Elimdeki kılıcı tekrar eski haline çevirdim.Bilekliği elide tuttum.Canavar çok yaklaşmıştı.Beni yakalamaya çalışıyordu.Elini bana doğru savurdu.
"Ahhh" Pençesi yüzüme değdi.Yüzümün kanadığını hissettim.Kılıcımı açtım ve canavarın göğsüne soktum.Canavar toza dönüştü.Dizlerim titriyordu.Herkes bana şaşkınca baktı.Tam düşeceğim sırada Leo koşarak yanıma geldi ve beni tuttu.

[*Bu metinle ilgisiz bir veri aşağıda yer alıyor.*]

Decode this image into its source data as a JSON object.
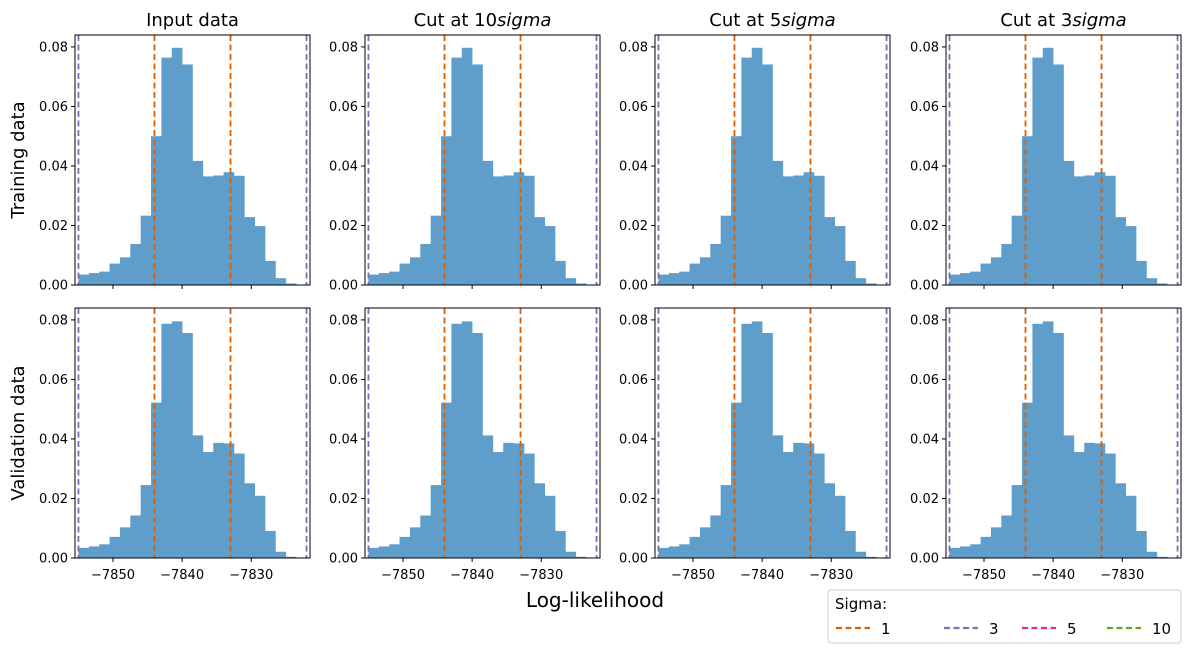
{
  "chart_data": {
    "type": "bar",
    "titles": [
      "Input data",
      "Cut at 10",
      "Cut at 5",
      "Cut at 3"
    ],
    "title_suffix": "sigma",
    "row_labels": [
      "Training data",
      "Validation data"
    ],
    "xlabel": "Log-likelihood",
    "xlim": [
      -7855.5,
      -7821.5
    ],
    "ylim": [
      0,
      0.084
    ],
    "xticks": [
      -7850,
      -7840,
      -7830
    ],
    "xtick_labels": [
      "−7850",
      "−7840",
      "−7830"
    ],
    "yticks": [
      0,
      0.02,
      0.04,
      0.06,
      0.08
    ],
    "ytick_labels": [
      "0.00",
      "0.02",
      "0.04",
      "0.06",
      "0.08"
    ],
    "bar_color": "#5f9ecb",
    "bin_edges": [
      -7855.0,
      -7853.5,
      -7852.0,
      -7850.5,
      -7849.0,
      -7847.5,
      -7846.0,
      -7844.5,
      -7843.0,
      -7841.5,
      -7840.0,
      -7838.5,
      -7837.0,
      -7835.5,
      -7834.0,
      -7832.5,
      -7831.0,
      -7829.5,
      -7828.0,
      -7826.5,
      -7825.0,
      -7823.5
    ],
    "series": [
      {
        "values": [
          0.0035,
          0.004,
          0.0045,
          0.0072,
          0.0093,
          0.0138,
          0.0233,
          0.05,
          0.0764,
          0.0797,
          0.0741,
          0.0417,
          0.0365,
          0.0368,
          0.0379,
          0.0367,
          0.0228,
          0.0198,
          0.0081,
          0.0023,
          0.0005
        ]
      },
      {
        "values": [
          0.0034,
          0.0039,
          0.0046,
          0.0071,
          0.0103,
          0.0143,
          0.0245,
          0.0522,
          0.0787,
          0.0795,
          0.0756,
          0.0412,
          0.0356,
          0.0387,
          0.0385,
          0.0351,
          0.0251,
          0.0209,
          0.0091,
          0.0021,
          0.0004
        ]
      }
    ],
    "vlines": [
      {
        "sigma": "1",
        "x": -7844,
        "color": "#d95f02"
      },
      {
        "sigma": "1",
        "x": -7833,
        "color": "#d95f02"
      },
      {
        "sigma": "3",
        "x": -7855,
        "color": "#7570b3"
      },
      {
        "sigma": "3",
        "x": -7822,
        "color": "#7570b3"
      }
    ],
    "legend": {
      "title": "Sigma:",
      "placement": "bottom-right",
      "entries": [
        {
          "label": "1",
          "color": "#d95f02"
        },
        {
          "label": "3",
          "color": "#7570b3"
        },
        {
          "label": "5",
          "color": "#e7298a"
        },
        {
          "label": "10",
          "color": "#66a61e"
        }
      ]
    }
  }
}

"İyi misin?Ahh , tamam çok saçma oldu.Gel şuraya otur." diyerek beni ağacın yanına oturtturdu.Ayağıma darbe almamıştım ama korkumda ve heyecanımda dizlerim titriyordu.
"Vay be. Bu çok havalıydı."dedi Leo .
Annabeth elinde ambrosiayla geldi.Diğer elinde pansuman malzemeleri vardı.Ambrosiaları ağzıma soktu.Elindeki malzemelerle yüzümdeki kanı temizledi ve yara bandı yapıştırdı.
"Gerçektende iyiydin.Güzel bir plan.İlk önce kendini bır yerde sıkışmış gibi gösterdin ve dikkatini çektin."
"Bir plan yaptığımı hatırlamıyorum."
"Neyse,gel bakalım."dedi ve ondan destek alarak ayağa kaltım.Etrafta hiç kampçı kalmamıştı.Demek ki hepsi kampa dönmüştü.Hep birlikte kampa girdik.